The die holder 204 has a shaping die 210 disposed coaxially therein for shaping the wire as it is pulled therethrough. The shaping die 210 removes surface defects from the wire and provides the final shape of the wire. Since the wire is pulled through the reduction tube 102 by the equipment on which the reduction tube is mounted, reduction of the size of the wire is limited to allow for use of the reduction tube 102 with only minimal additional power form the equipment. The shaping die 210 is shaped to provide a cross-section area reduction for the wire of no more than 24%, preferably only 5%.

The die holder 204 is adapted for insertion into a bore 300 of the plate 100. The die holder 204 is fixed in position in the bore 300, for example by a retaining fixture (not shown) in connection with the plate 100 and the reduction tubes 102.

The reservoir tube 202 acts as a reservoir for holding a lubricating liquid that lubricates the wire as it passes through the reservoir tube 202 to the die holder 204 and the shaping die 210. Since the receiving end of the reservoir tube 202 is sealed by the incoming cap 200 and the seal 206 and the other end is sealed by the de holder 204 and the shaping die 210, the lubricating liquid in the reservoir tube 202 is relatively contained when the wire the pulled therethrough. A refill tube 208 on the reservoir tube 202 allows lubricating liquid to be inserted in to the reservoir tube 202 and added as necessary.
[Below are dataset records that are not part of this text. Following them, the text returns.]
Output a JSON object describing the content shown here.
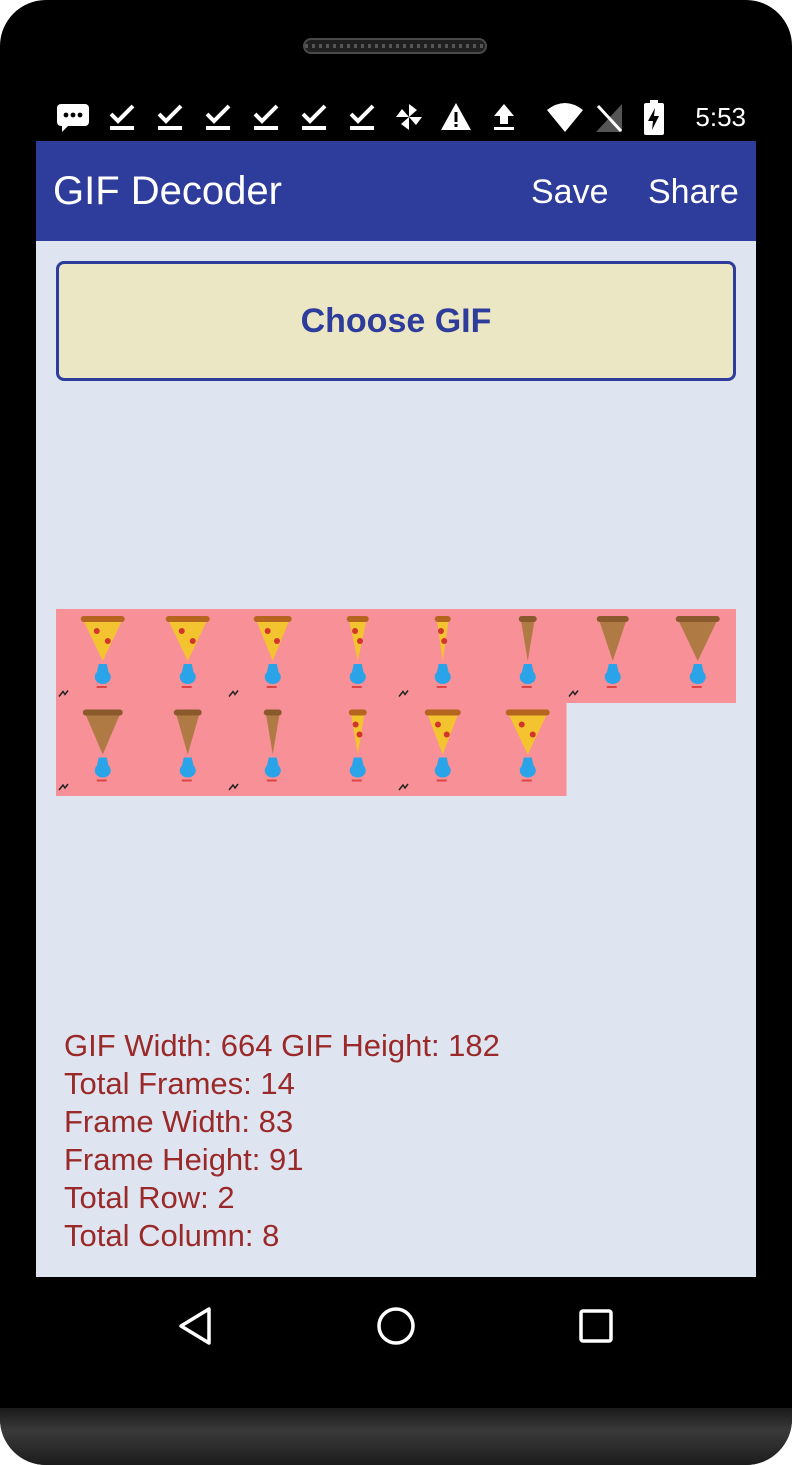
{
  "status_bar": {
    "time": "5:53",
    "icons": [
      "message-icon",
      "check-icon",
      "check-icon",
      "check-icon",
      "check-icon",
      "check-icon",
      "check-icon",
      "pinwheel-icon",
      "warning-icon",
      "upload-icon",
      "wifi-icon",
      "no-signal-icon",
      "battery-charging-icon"
    ]
  },
  "appbar": {
    "title": "GIF Decoder",
    "save_label": "Save",
    "share_label": "Share",
    "color": "#2e3c9c"
  },
  "choose_button": {
    "label": "Choose GIF"
  },
  "sprite_sheet": {
    "background": "#f89097",
    "columns": 8,
    "rows": 2,
    "frames": 14
  },
  "info": {
    "line1": "GIF Width: 664 GIF Height: 182",
    "line2": "Total Frames: 14",
    "line3": "Frame Width: 83",
    "line4": "Frame Height: 91",
    "line5": "Total Row: 2",
    "line6": "Total Column: 8"
  },
  "nav_bar": {
    "buttons": [
      "back-icon",
      "home-icon",
      "recents-icon"
    ]
  }
}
To provide the reduction tube device 10 with multiple reduction tubes 102 producing different shapes and sizes of wire, the shaping die 210 for each reduction tube 102 has a different shape while all other components may be identical for each of the reduction tubes 102. In this manner, the reduction tube device 10 may produce different sizes or shapes of wire.

It will be recognized by one skilled in the art that the dimensions of the device are to be varied according to the desired operation of the invention.

It is apparent to one skilled in the art that numerous modifications and departures from the specific embodiments described herein may be made without departing from the spirit and scope of the invention.

Claims

1. An apparatus for re-shaping and stranding a plurality of formed wires each having a cross-sectional area, comprising:

a bobbin holder for holding a plurality of bobbins wound with formed wires;

a stranding head for receiving and guiding formed wires unwound from said bobbins;

a stranding die for converging and consolidating said formed wires received from said stranding head:

a reduction tube device between said bobbin holder and said stranding die, said device comprising a plurality of reduction tubes, one for each formed wire, said reduction tubes being interconnected by a plate and each being oriented to maintain a relatively straight path for the formed wire passing therethrough;

said bobbin holder, stranding head and reduction tube device being rotatable relative to said stranding die to cause said formed wires to strand together when passing through said die;

and wherein each said reduction tube has;

a reservoir for containing lubricant having a first open end and a second open end in alignment with said first open end;

a guide mechanism closing said first open end of the reservoir for guiding formed wire into said reservoir; and

a wire shaping mechanism closing said second open end of the reservoir for shaping the formed wire when said formed wire is pulled therethrough, the wire shaping mechanism reducing the cross-sectional area of the wire by 24% at most.

2. Apparatus according to claim 1, wherein said reduction tube device is positioned between said stranding head and said stranding die.

3. Apparatus according to claim 1, wherein said wire shaping mechanism reduces said cross-sectional area by 5% at most.